エッヘン宮中伯

「この騒ぎは何だ!!! ええい密だ!!! 散れ散れぇ!!!」


 エッヘンは馬上でムチを振り回し、噴水の近くに集まっていたフンバルドルフの住民を追い散らす。


 銀色の甲冑に身を包んだ衛兵もエッヘンに続く。衛兵は先端を布で包んだ棒を持ち、奇妙な掛け声を上げながら人々を突っついて追い散らしていた。


「密だッ!!」

「密だッ!!」

「密だッ!!」


 密だ、というのは、集まるなということだろうか。

 どこか既視感のある光景に東都は首を傾げる。


(なんかどこかで聞いたような……)


「やめんか!! なんのつもりだ!」


 ウォーシュ伯爵は馬の前に両手を広げて立ちはだかる。


 幸いケガをしている人はいないようだ。だが馬に乗って群衆に突進するのはとても危険な行為だ。
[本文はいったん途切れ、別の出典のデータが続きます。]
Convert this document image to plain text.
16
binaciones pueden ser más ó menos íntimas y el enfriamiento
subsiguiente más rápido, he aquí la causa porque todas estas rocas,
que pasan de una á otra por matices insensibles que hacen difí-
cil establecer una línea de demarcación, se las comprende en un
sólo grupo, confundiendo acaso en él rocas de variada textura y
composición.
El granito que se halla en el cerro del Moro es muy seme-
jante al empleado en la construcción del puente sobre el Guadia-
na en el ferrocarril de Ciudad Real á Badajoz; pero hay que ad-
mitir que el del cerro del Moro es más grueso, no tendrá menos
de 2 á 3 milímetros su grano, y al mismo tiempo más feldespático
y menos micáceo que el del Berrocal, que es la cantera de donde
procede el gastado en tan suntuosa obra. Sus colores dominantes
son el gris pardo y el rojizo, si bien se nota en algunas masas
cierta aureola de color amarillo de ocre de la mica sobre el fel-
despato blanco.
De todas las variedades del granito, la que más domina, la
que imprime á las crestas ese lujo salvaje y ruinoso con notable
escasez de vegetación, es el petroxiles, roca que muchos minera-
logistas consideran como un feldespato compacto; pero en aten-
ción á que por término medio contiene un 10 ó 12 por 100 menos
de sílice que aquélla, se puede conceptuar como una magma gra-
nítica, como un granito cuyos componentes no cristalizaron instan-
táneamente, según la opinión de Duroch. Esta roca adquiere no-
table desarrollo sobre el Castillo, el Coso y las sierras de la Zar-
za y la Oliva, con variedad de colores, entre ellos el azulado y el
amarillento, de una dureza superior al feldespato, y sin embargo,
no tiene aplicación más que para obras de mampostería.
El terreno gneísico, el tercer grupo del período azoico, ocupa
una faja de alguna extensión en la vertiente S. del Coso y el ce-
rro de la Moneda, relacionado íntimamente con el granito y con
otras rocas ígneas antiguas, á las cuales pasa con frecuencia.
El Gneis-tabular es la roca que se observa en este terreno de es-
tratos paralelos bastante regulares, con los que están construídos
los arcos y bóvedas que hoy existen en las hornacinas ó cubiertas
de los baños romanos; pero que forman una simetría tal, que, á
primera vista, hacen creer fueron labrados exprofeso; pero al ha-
ひとつ間違えば大事故に繋がりかねない。


 そのことが自然と伯爵の体を動かしたのだろう。

 彼は興奮していた馬の口をとると、やさしく馬の額を撫でてなだめる。


「どう、どう! よし、いい子だ」


 伯爵は馬を落ち着かせる。

 街の人を踏み潰さんばかりに馬は荒ぶっていたが、彼の手によって、馬はすっかり毒気を抜かれたように大人しくなった。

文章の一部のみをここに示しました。